We could click on a section of the picture, and find out the hue, saturation,
and the brightness, and the amoutn of red, green, and blue in each color.Our
next challenge was about ten minutes into our experiment, when he water began
to seep through the laminated paper! This error would most definitely affect
our project. Another challenge and thankfully our last, was our difficult with
film development. When we were down in Long Beach, our experiment was a success,
but we were yet to know that the underwater camera film was not going to develop.
We resolved our first challenge (the sandbags), by buying some from our local
hardware store, and brought them to Long Beach. Our second challenge was a
most easy to fix; all we had to do ws cut up more paper, laminate it, and glue
to the box. On the other hand, not being able to get our photos developed was
a HUGE problem. Fortunately, we had a backup plan. Our science teacher, Mr.

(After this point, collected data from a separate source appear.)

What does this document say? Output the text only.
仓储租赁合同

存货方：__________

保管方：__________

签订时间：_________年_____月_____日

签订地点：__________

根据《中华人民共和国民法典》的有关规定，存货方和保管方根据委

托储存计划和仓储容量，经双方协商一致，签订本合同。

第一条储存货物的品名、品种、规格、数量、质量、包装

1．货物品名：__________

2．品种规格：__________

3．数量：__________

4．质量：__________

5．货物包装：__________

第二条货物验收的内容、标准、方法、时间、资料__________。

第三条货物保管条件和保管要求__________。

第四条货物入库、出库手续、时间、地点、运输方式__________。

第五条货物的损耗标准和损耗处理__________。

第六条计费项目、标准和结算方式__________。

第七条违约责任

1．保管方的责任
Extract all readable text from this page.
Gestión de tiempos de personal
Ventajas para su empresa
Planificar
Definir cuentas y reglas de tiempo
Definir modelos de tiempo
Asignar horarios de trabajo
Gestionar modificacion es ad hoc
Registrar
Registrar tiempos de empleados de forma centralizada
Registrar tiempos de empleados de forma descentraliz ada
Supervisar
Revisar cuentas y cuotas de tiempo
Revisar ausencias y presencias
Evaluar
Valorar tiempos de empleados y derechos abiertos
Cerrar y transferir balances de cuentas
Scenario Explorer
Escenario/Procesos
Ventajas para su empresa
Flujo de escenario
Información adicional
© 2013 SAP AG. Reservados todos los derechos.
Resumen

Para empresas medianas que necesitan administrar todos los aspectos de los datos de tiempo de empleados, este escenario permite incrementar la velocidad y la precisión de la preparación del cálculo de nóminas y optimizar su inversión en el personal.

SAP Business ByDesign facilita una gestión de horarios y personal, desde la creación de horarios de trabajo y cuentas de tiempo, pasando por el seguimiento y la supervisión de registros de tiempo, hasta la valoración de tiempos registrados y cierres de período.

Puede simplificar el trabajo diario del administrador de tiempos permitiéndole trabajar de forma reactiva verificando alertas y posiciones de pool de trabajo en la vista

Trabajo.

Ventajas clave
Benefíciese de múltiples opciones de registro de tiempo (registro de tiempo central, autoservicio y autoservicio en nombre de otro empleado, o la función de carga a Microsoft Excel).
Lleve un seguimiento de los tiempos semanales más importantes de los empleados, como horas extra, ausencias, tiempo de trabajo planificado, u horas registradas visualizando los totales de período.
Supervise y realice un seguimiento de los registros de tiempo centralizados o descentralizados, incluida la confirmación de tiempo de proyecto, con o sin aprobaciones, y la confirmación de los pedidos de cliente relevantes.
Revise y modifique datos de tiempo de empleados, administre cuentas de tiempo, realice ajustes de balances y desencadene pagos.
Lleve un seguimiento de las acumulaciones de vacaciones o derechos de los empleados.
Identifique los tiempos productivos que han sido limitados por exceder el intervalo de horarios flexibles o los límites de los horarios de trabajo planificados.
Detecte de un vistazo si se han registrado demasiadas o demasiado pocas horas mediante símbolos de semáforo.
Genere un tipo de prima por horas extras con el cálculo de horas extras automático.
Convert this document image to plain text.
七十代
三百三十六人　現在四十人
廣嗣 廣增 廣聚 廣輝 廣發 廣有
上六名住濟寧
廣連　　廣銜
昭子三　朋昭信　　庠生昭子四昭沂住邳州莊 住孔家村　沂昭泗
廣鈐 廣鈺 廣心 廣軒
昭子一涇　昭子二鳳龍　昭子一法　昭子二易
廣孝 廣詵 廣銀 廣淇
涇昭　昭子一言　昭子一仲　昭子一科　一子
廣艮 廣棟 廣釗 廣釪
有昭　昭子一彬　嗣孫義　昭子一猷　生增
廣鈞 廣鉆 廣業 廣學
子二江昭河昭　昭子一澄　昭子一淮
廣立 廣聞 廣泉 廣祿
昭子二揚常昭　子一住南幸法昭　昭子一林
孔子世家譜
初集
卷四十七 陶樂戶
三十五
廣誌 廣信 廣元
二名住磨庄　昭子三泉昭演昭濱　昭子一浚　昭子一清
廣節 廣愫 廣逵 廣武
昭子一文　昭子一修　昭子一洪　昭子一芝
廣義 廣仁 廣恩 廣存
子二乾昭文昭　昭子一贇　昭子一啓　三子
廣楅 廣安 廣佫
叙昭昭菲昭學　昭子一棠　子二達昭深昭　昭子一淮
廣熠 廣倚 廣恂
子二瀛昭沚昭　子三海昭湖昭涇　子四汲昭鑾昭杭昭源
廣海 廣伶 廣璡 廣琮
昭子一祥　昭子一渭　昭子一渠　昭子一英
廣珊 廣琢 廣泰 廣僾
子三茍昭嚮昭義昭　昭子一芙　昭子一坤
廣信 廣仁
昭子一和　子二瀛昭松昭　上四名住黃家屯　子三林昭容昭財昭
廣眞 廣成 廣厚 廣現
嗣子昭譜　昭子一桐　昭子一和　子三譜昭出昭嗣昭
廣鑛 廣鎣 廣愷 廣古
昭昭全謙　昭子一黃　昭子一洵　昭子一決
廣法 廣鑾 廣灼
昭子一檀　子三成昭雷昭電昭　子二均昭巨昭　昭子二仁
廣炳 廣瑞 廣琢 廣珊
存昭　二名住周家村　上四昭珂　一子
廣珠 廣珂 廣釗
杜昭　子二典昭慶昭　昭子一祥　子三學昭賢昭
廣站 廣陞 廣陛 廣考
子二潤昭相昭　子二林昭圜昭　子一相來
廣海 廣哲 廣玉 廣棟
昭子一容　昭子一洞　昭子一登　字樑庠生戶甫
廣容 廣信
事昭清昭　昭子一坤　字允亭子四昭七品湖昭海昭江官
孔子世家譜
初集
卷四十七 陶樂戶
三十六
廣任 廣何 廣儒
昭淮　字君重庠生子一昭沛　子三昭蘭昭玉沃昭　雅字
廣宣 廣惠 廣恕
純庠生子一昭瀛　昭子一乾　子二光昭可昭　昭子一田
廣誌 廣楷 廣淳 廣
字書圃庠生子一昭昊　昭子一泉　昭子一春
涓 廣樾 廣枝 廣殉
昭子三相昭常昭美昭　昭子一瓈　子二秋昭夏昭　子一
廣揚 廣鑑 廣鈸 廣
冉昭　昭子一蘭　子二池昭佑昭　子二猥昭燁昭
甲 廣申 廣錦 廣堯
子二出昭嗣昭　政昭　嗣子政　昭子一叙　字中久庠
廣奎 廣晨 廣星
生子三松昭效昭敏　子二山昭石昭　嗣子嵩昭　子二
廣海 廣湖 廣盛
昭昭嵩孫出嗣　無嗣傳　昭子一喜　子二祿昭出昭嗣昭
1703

Harlan, took video footage of our experiment at the Long Beach Olympic Pool.
He set the
video camera at two feet, four feet, 6 feet, and eight feet, pausing for a
moment at each spot. We were therefore able to use i-move to get the still
the images at the certain distances.
During this D.E.E.P project, we had a few sources of error. When you are in a pool, there are walls keeping the water inside. This definitely affected our D.E.E.P project. Since our experiment was done in a pool, the light bounced off the walls of the pool. Therefore, when we took the pictures, the light was hitting our color bars unevenly. We got our data from video footage in Long Beach, so the fact that the video camera automatically adjusts the color, our data may have been a little off. When we got the pictures, we did two trials. We chose two different spots for each color, and then found the average of them. Since the light was hitting the color bars unevenly, one color may have been brighter or darker than the other.